There was only consecrated (specially portioned) bread. Consecrated bread was something that only the priests were allowed to eat.
However, David even lied that he had been sent by the king and he obtained the bread, which in principle only the priests were allowed to eat.

 The Bible does not encourage lying. But David was in a life-or-death situation, and the rule that only priests are allowed to eat consecrated bread loses its validity before the life of one man, David.
 Today's story from verse 6 also concerns what is and is not allowed on the Sabbath. Jesus was teaching in a synagogue. There was one man whose right hand was shriveled, meaning his right hand was paralyzed from some cause.
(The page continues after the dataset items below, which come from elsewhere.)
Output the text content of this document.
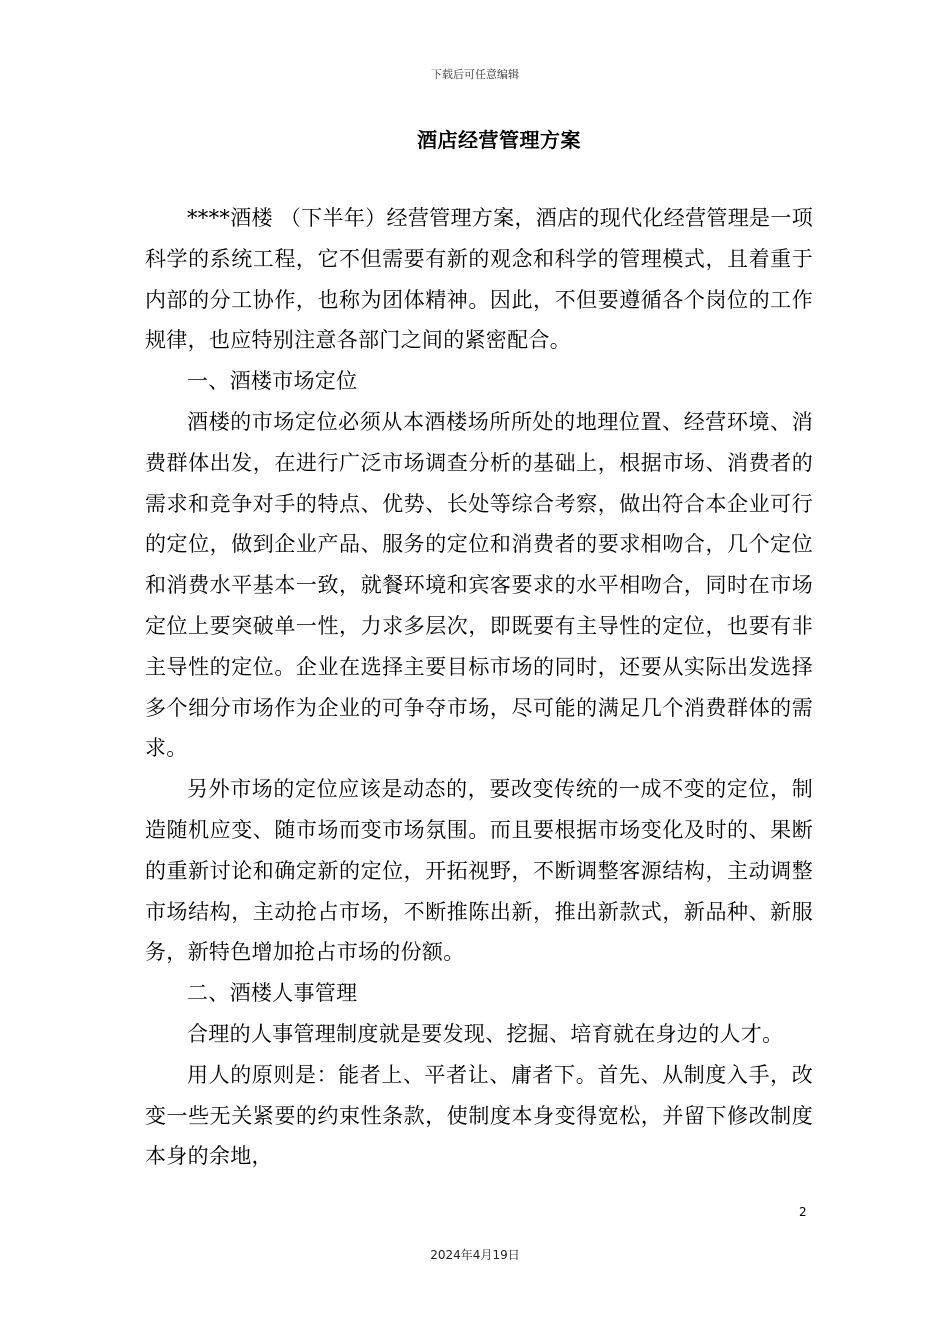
下载后可任意编辑
酒店经营管理方案

****酒楼 （下半年）经营管理方案，酒店的现代化经营管理是一项科学的系统工程，它不但需要有新的观念和科学的管理模式，且着重于内部的分工协作，也称为团体精神。因此，不但要遵循各个岗位的工作规律，也应特别注意各部门之间的紧密配合。

一、酒楼市场定位

酒楼的市场定位必须从本酒楼场所所处的地理位置、经营环境、消费群体出发，在进行广泛市场调查分析的基础上，根据市场、消费者的需求和竞争对手的特点、优势、长处等综合考察，做出符合本企业可行的定位，做到企业产品、服务的定位和消费者的要求相吻合，几个定位和消费水平基本一致，就餐环境和宾客要求的水平相吻合，同时在市场定位上要突破单一性，力求多层次，即既要有主导性的定位，也要有非主导性的定位。企业在选择主要目标市场的同时，还要从实际出发选择多个细分市场作为企业的可争夺市场，尽可能的满足几个消费群体的需求。

另外市场的定位应该是动态的，要改变传统的一成不变的定位，制造随机应变、随市场而变市场氛围。而且要根据市场变化及时的、果断的重新讨论和确定新的定位，开拓视野，不断调整客源结构，主动调整市场结构，主动抢占市场，不断推陈出新，推出新款式，新品种、新服务，新特色增加抢占市场的份额。

二、酒楼人事管理

合理的人事管理制度就是要发现、挖掘、培育就在身边的人才。

用人的原则是：能者上、平者让、庸者下。首先、从制度入手，改变一些无关紧要的约束性条款，使制度本身变得宽松，并留下修改制度本身的余地，

2
2024年4月19日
 The person's right hand paralyzed was not a condition where his life was in danger if it were not treated right away. Therefore, healing the person on the Sabbath was considered a non-emergency medical procedure, a kind of "labor.
 There, the teachers of the laws and Pharisees were waiting intently to see if Jesus would heal the man with the shriveled right hand.
 If Jesus healed the man, they were going to accuse him, saying, "You are performing a labor of a non-urgent act of healing on the Sabbath, a violation of the law!" and they would accuse him.
 Indeed, on the face of it, the person's symptoms may not have been life-threatening if not fixed now.
 But what were the thoughts of the person whose right hand was shriveled, and how was he feeling at that time? How much suffering had he had to go through before that moment?
 Jesus still urges us through the Bible to try to imagine those things and try to sympathize with them.

 Jesus saw the man's suffering and thought that the man had to be healed right away at that time, and so Jesus, the Son of God, healed him there.
Let’s confirm the words of Jesus in verses 5 and 9.
“The Son of Man is Lord of the Sabbath.”
“I ask you, which is lawful on the Sabbath: to do good or to do evil, to save life or to destroy it?”

 “What is lawful or unlawful on the Sabbath?"~ when the only thing that matter is whether or not religious rules are observed, the original grace and joy of the Sabbath will be lost from it
Today's passage’s theme is about "commandments" or “religious rules”, and what is it to keep those.
The common image people have of religion may be "a life bound by various rules”.
 “You have to go to worship services every week”, “you have to give offering”, “you have to read the Bible”, etc., etc., etc.
 However, the believer who is connected to Jesus Christ can live a life of freedom based on the joy of being made a child of God through Christ, rather than a life of "I have to this or that".

 We can say that a believer in Christ is one who can live in free in anything. Let us remember again how fortunate we are as believers who have received freedom in Christ and can live in it.
  Both the Sabbath and God's other various blessings are for us to obtain through them God's love, mercy, and salvation of life.
 We desire to live out our faith in the grace of Sabbath we receive from God, and we desire to live and enjoy the grace of the true Sabbath from God.